A couple years ago, I attended a Riedel tasting. I was a skeptic about a wine glass making any kind of difference in the enjoyment of wine. The first thing I learned was the Riedel is pronounced like it rhymes with “needle, not ‘Rid-el”, as I had always said it.
|Windward Vineyard Photo|
According to the Riedel representative, conducting the tasting, the selection of the wine glass for a wine style is important, as the glass shape can influence its’ perception.
The wine glass affects the interaction of the wine with air. Taste is largely impacted by the smell of the wine. So, the glass should affect flavor. For example, the wider the bowl, the more "breathing" the wine might experience. This is why red wine glasses are bigger than white wine glasses. The larger bowl lets you aerate red wine more, softening the tannins.
Another consideration is having a stem on the glass or not. This allows you hold the glass without affecting the serving temperature of the wine. It also lets you see the color of the wine without your hand getting in the way. The newest trend seems to be stemless glassware (mainly because if anything is going to break…it’s going to be the stem). I still have trouble with these.
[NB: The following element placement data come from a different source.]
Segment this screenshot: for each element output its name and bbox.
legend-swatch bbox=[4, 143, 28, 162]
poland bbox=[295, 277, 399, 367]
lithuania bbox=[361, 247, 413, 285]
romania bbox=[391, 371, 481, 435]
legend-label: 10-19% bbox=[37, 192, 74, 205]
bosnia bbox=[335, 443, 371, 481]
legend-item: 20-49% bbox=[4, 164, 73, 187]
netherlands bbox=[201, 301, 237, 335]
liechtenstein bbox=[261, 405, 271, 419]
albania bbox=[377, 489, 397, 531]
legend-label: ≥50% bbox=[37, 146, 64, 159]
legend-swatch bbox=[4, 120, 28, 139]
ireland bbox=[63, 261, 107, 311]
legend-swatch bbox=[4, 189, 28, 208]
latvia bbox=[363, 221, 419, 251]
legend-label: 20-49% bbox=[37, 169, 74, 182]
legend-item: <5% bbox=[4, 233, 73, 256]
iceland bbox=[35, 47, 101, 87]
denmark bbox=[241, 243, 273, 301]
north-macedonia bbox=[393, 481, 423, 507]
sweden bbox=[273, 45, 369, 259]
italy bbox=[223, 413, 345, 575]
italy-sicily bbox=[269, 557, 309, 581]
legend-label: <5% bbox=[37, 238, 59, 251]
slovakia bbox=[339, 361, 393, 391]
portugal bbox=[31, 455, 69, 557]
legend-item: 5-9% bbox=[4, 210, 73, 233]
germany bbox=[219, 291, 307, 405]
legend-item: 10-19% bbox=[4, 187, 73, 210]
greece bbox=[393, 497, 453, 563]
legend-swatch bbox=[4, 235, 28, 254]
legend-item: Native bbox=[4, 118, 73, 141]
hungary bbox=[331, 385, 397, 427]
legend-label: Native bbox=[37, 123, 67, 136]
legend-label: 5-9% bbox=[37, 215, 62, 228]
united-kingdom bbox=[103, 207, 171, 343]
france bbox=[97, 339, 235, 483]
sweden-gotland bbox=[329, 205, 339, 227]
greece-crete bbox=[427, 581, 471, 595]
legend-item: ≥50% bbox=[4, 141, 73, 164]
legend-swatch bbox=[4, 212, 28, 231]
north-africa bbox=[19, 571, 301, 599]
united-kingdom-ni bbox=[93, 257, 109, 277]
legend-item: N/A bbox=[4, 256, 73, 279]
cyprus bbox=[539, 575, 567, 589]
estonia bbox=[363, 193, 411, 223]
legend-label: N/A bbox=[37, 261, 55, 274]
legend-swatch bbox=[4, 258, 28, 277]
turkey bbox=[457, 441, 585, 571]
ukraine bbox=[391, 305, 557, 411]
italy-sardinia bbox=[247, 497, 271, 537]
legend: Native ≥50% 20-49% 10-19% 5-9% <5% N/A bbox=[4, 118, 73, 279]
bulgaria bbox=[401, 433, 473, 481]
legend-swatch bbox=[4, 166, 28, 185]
I like to swirl and observe the wine in the glass, and find these difficult to work with. When it comes to breaking the stems…the best advice I heard was, “don’t drink and dry”. Most wine glasses are broken while cleaning and drying the glass. I always put a little water in the glass (to avoid a wine stain), then clean them in the morning.
|Sommelier Glass w/ Scarecrow|
I said I was skeptical in the beginning. No longer. I am a firm believer in the affects your stemware has on the ultimate wine experience. If you have not been to a Riedel tasting, I encourage you to try it.